Como, Lecco e Varese, dunque, perdono il loro elisoccorso. Si ipotizza che la zona resterà scoperta per almeno cinque giorni. La direzione di Areu, l’agenzia che coordina i 118 lombardi, ha messo in preallerta le altre basi in cui operano velivoli d’emergenza: Milano, Sondrio, Bergamo e anche Brescia. «Non ci saranno problemi - ha spiegato la direttrice sanitaria dell’ospedale Sant’Anna, Laura Chiappa - perché già in passato era accaduto e il protocollo funzionerà perfettamente. È corretto intervenire là dove servono aiuti andando a sostituire i colleghi. I mezzi di Milano, Bergamo e Sondrio garantiranno il servizio».
Maurizio Volontè, del 118 di Como, è il medico che per tutto il giorno è rimasto in attesa di notizie provenienti dall’Aquila: «Qui tutti ci facciamo in quattro per dare un aiuto a chi è in Abruzzo.
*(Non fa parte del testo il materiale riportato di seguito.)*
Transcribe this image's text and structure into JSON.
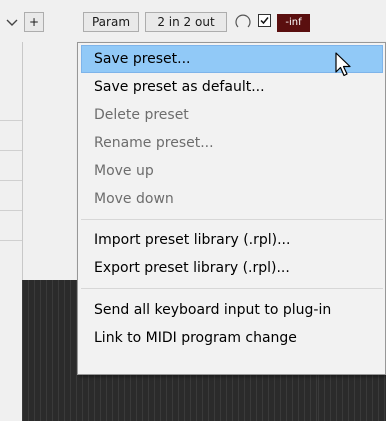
{
  "toolbar": {
    "add_label": "+",
    "param_label": "Param",
    "io_label": "2 in 2 out",
    "volume_label": "-inf"
  },
  "menu": {
    "items": [
      {
        "label": "Save preset...",
        "enabled": true,
        "highlighted": true
      },
      {
        "label": "Save preset as default...",
        "enabled": true
      },
      {
        "label": "Delete preset",
        "enabled": false
      },
      {
        "label": "Rename preset...",
        "enabled": false
      },
      {
        "label": "Move up",
        "enabled": false
      },
      {
        "label": "Move down",
        "enabled": false
      },
      {
        "label": "Import preset library (.rpl)...",
        "enabled": true
      },
      {
        "label": "Export preset library (.rpl)...",
        "enabled": true
      },
      {
        "label": "Send all keyboard input to plug-in",
        "enabled": true
      },
      {
        "label": "Link to MIDI program change",
        "enabled": true
      }
    ]
  },
  "colors": {
    "menu_highlight": "#91c9f7",
    "disabled_text": "#6d6d6d",
    "inf_background": "#5a0f0f",
    "meter_background": "#2b2b2b"
  }
}
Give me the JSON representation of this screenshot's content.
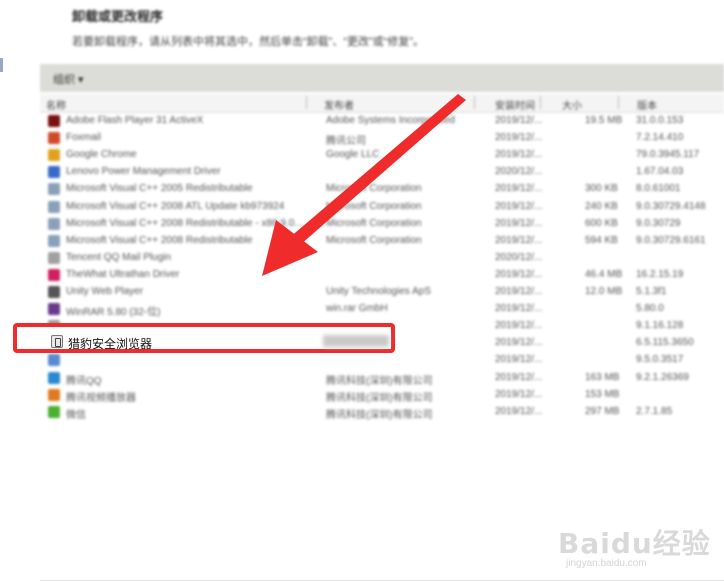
{
  "header": {
    "title": "卸载或更改程序",
    "description": "若要卸载程序，请从列表中将其选中，然后单击“卸载”、“更改”或“修复”。"
  },
  "toolbar": {
    "organize_label": "组织 ▾"
  },
  "columns": [
    {
      "label": "名称"
    },
    {
      "label": "发布者"
    },
    {
      "label": "安装时间"
    },
    {
      "label": "大小"
    },
    {
      "label": "版本"
    }
  ],
  "rows": [
    {
      "name": "Adobe Flash Player 31 ActiveX",
      "publisher": "Adobe Systems Incorporated",
      "date": "2019/12/...",
      "size": "19.5 MB",
      "version": "31.0.0.153",
      "icon_color": "#7a1010"
    },
    {
      "name": "Foxmail",
      "publisher": "腾讯公司",
      "date": "2019/12/...",
      "size": "",
      "version": "7.2.14.410",
      "icon_color": "#d04a2a"
    },
    {
      "name": "Google Chrome",
      "publisher": "Google LLC",
      "date": "2019/12/...",
      "size": "",
      "version": "79.0.3945.117",
      "icon_color": "#e2a11d"
    },
    {
      "name": "Lenovo Power Management Driver",
      "publisher": "",
      "date": "2020/12/...",
      "size": "",
      "version": "1.67.04.03",
      "icon_color": "#3a6ac8"
    },
    {
      "name": "Microsoft Visual C++ 2005 Redistributable",
      "publisher": "Microsoft Corporation",
      "date": "2019/12/...",
      "size": "300 KB",
      "version": "8.0.61001",
      "icon_color": "#8aa0b8"
    },
    {
      "name": "Microsoft Visual C++ 2008 ATL Update kb973924",
      "publisher": "Microsoft Corporation",
      "date": "2019/12/...",
      "size": "240 KB",
      "version": "9.0.30729.4148",
      "icon_color": "#8aa0b8"
    },
    {
      "name": "Microsoft Visual C++ 2008 Redistributable - x86 9.0...",
      "publisher": "Microsoft Corporation",
      "date": "2019/12/...",
      "size": "600 KB",
      "version": "9.0.30729",
      "icon_color": "#8aa0b8"
    },
    {
      "name": "Microsoft Visual C++ 2008 Redistributable",
      "publisher": "Microsoft Corporation",
      "date": "2019/12/...",
      "size": "594 KB",
      "version": "9.0.30729.6161",
      "icon_color": "#8aa0b8"
    },
    {
      "name": "Tencent QQ Mail Plugin",
      "publisher": "",
      "date": "2020/12/...",
      "size": "",
      "version": "",
      "icon_color": "#a0a0a0"
    },
    {
      "name": "TheWhat Ultrathan Driver",
      "publisher": "",
      "date": "2019/12/...",
      "size": "46.4 MB",
      "version": "16.2.15.19",
      "icon_color": "#d02060"
    },
    {
      "name": "Unity Web Player",
      "publisher": "Unity Technologies ApS",
      "date": "2019/12/...",
      "size": "12.0 MB",
      "version": "5.1.3f1",
      "icon_color": "#555555"
    },
    {
      "name": "WinRAR 5.80 (32-位)",
      "publisher": "win.rar GmbH",
      "date": "2019/12/...",
      "size": "",
      "version": "5.80.0",
      "icon_color": "#6a3a8a"
    },
    {
      "name": "",
      "publisher": "",
      "date": "2019/12/...",
      "size": "",
      "version": "9.1.16.128",
      "icon_color": "#9a9a9a"
    },
    {
      "name": "",
      "publisher": "",
      "date": "2019/12/...",
      "size": "",
      "version": "6.5.115.3650",
      "icon_color": "#9a9a9a"
    },
    {
      "name": "",
      "publisher": "",
      "date": "2019/12/...",
      "size": "",
      "version": "9.5.0.3517",
      "icon_color": "#5a8ad0"
    },
    {
      "name": "腾讯QQ",
      "publisher": "腾讯科技(深圳)有限公司",
      "date": "2019/12/...",
      "size": "163 MB",
      "version": "9.2.1.26369",
      "icon_color": "#2a8ad0"
    },
    {
      "name": "腾讯视频播放器",
      "publisher": "腾讯科技(深圳)有限公司",
      "date": "2019/12/...",
      "size": "153 MB",
      "version": "",
      "icon_color": "#e07a20"
    },
    {
      "name": "微信",
      "publisher": "腾讯科技(深圳)有限公司",
      "date": "2019/12/...",
      "size": "297 MB",
      "version": "2.7.1.85",
      "icon_color": "#4ab030"
    }
  ],
  "highlighted": {
    "name": "猎豹安全浏览器"
  },
  "colors": {
    "highlight": "#ef2b2b",
    "arrow": "#ef2b2b"
  },
  "watermark": {
    "logo": "Baidu经验",
    "url": "jingyan.baidu.com"
  }
}
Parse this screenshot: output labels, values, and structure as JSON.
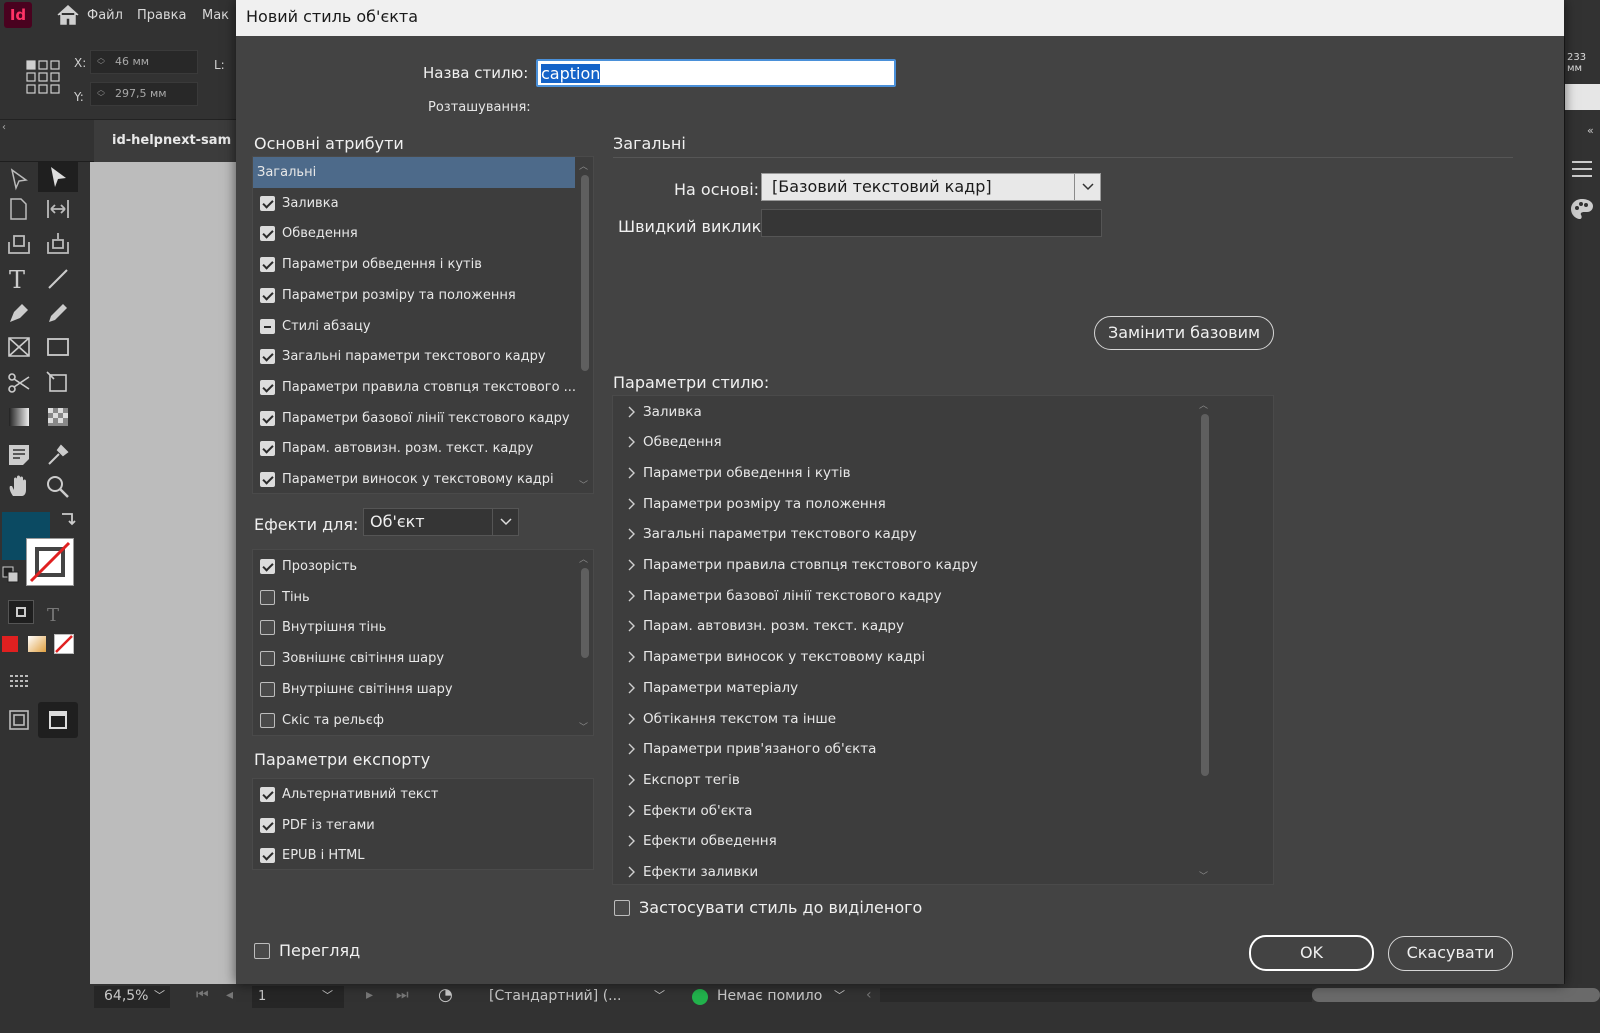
{
  "app": {
    "logo": "Id",
    "menu": [
      "Файл",
      "Правка",
      "Мак"
    ],
    "x_label": "X:",
    "x_value": "46 мм",
    "y_label": "Y:",
    "y_value": "297,5 мм",
    "l_label": "L:",
    "right_value": "233 мм",
    "document_tab": "id-helpnext-sam",
    "zoom": "64,5%",
    "page_number": "1",
    "page_style": "[Стандартний] (...",
    "preflight": "Немає помило",
    "fill_color": "#0b4a62",
    "preflight_color": "#22b24c"
  },
  "dialog": {
    "title": "Новий стиль об'єкта",
    "style_name_label": "Назва стилю:",
    "style_name_value": "caption",
    "location_label": "Розташування:",
    "basic_heading": "Основні атрибути",
    "basic_attributes": [
      {
        "label": "Загальні",
        "check": "none",
        "selected": true
      },
      {
        "label": "Заливка",
        "check": "on"
      },
      {
        "label": "Обведення",
        "check": "on"
      },
      {
        "label": "Параметри обведення і кутів",
        "check": "on"
      },
      {
        "label": "Параметри розміру та положення",
        "check": "on"
      },
      {
        "label": "Стилі абзацу",
        "check": "mixed"
      },
      {
        "label": "Загальні параметри текстового кадру",
        "check": "on"
      },
      {
        "label": "Параметри правила стовпця текстового ...",
        "check": "on"
      },
      {
        "label": "Параметри базової лінії текстового кадру",
        "check": "on"
      },
      {
        "label": "Парам. автовизн. розм. текст. кадру",
        "check": "on"
      },
      {
        "label": "Параметри виносок у текстовому кадрі",
        "check": "on"
      }
    ],
    "effects_for_label": "Ефекти для:",
    "effects_for_value": "Об'єкт",
    "effects": [
      {
        "label": "Прозорість",
        "check": "on"
      },
      {
        "label": "Тінь",
        "check": "off"
      },
      {
        "label": "Внутрішня тінь",
        "check": "off"
      },
      {
        "label": "Зовнішнє світіння шару",
        "check": "off"
      },
      {
        "label": "Внутрішнє світіння шару",
        "check": "off"
      },
      {
        "label": "Скіс та рельєф",
        "check": "off"
      }
    ],
    "export_heading": "Параметри експорту",
    "export_options": [
      {
        "label": "Альтернативний текст",
        "check": "on"
      },
      {
        "label": "PDF із тегами",
        "check": "on"
      },
      {
        "label": "EPUB і HTML",
        "check": "on"
      }
    ],
    "general_heading": "Загальні",
    "based_on_label": "На основі:",
    "based_on_value": "[Базовий текстовий кадр]",
    "shortcut_label": "Швидкий виклик:",
    "shortcut_value": "",
    "reset_button": "Замінити базовим",
    "style_settings_heading": "Параметри стилю:",
    "style_settings": [
      "Заливка",
      "Обведення",
      "Параметри обведення і кутів",
      "Параметри розміру та положення",
      "Загальні параметри текстового кадру",
      "Параметри правила стовпця текстового кадру",
      "Параметри базової лінії текстового кадру",
      "Парам. автовизн. розм. текст. кадру",
      "Параметри виносок у текстовому кадрі",
      "Параметри матеріалу",
      "Обтікання текстом та інше",
      "Параметри прив'язаного об'єкта",
      "Експорт тегів",
      "Ефекти об'єкта",
      "Ефекти обведення",
      "Ефекти заливки"
    ],
    "apply_to_selection_label": "Застосувати стиль до виділеного",
    "preview_label": "Перегляд",
    "ok_button": "OK",
    "cancel_button": "Скасувати"
  }
}
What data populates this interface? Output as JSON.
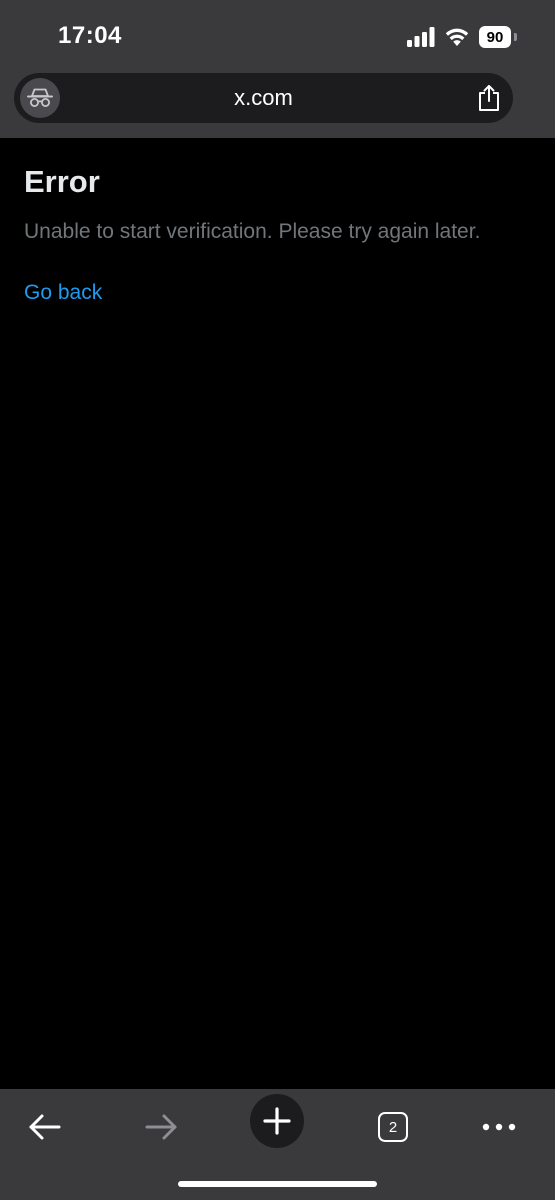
{
  "status_bar": {
    "time": "17:04",
    "battery_level": "90",
    "signal_icon": "cellular-signal-icon",
    "wifi_icon": "wifi-icon"
  },
  "url_bar": {
    "url": "x.com",
    "mode_icon": "incognito-icon",
    "share_icon": "share-icon"
  },
  "page": {
    "title": "Error",
    "message": "Unable to start verification. Please try again later.",
    "go_back_label": "Go back"
  },
  "toolbar": {
    "back_icon": "back-arrow-icon",
    "forward_icon": "forward-arrow-icon",
    "new_tab_icon": "plus-icon",
    "tab_count": "2",
    "menu_icon": "more-dots-icon"
  },
  "colors": {
    "chrome_background": "#3a3a3c",
    "page_background": "#000000",
    "title_text": "#e7e9ea",
    "message_text": "#71767b",
    "link": "#1d9bf0"
  }
}
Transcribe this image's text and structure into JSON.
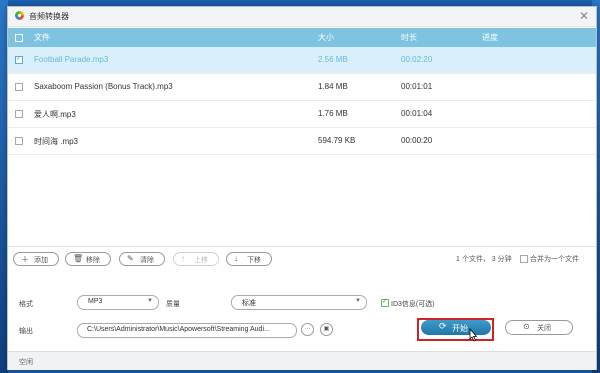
{
  "window": {
    "title": "音频转换器",
    "close_icon": "close-icon"
  },
  "table": {
    "headers": [
      "文件",
      "大小",
      "时长",
      "进度"
    ],
    "rows": [
      {
        "name": "Football Parade.mp3",
        "size": "2.56 MB",
        "duration": "00:02:20",
        "progress": "",
        "selected": true
      },
      {
        "name": "Saxaboom Passion (Bonus Track).mp3",
        "size": "1.84 MB",
        "duration": "00:01:01",
        "progress": "",
        "selected": false
      },
      {
        "name": "爱人啊.mp3",
        "size": "1.76 MB",
        "duration": "00:01:04",
        "progress": "",
        "selected": false
      },
      {
        "name": "时间海 .mp3",
        "size": "594.79 KB",
        "duration": "00:00:20",
        "progress": "",
        "selected": false
      }
    ]
  },
  "toolbar": {
    "add": "添加",
    "remove": "移除",
    "clear": "清除",
    "up": "上移",
    "down": "下移"
  },
  "summary": "1 个文件， 3 分钟",
  "merge_label": "合并为一个文件",
  "settings": {
    "format_label": "格式",
    "format_value": "MP3",
    "quality_label": "质量",
    "quality_value": "标准",
    "id3_label": "ID3信息(可选)",
    "id3_checked": true,
    "output_label": "输出",
    "output_path": "C:\\Users\\Administrator\\Music\\Apowersoft\\Streaming Audi..."
  },
  "buttons": {
    "start": "开始",
    "close": "关闭"
  },
  "status": "空闲",
  "colors": {
    "header": "#7ec4e0",
    "selected_row": "#d9f0fa",
    "start_button": "#2b87b8",
    "highlight_frame": "#d42222"
  }
}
E non solo noi, ma anche le altre centrali operative si stanno dando reciprocamente una grossa mano».
Sui cieli dell’Aquila, come detto, oggi si teme il sovraffollamento. Oltre ai due elicotteri del 118, ai tre dei vigili del fuoco, ai due dell’aeronautica (tra cui uno, enorme, a doppia pala), a quello di polizia, carabinieri, guardia di finanza, protezione civile, oggi sono attesi anche i velivoli dei politici che parteciperanno ai funerali per le vittime del terremoto.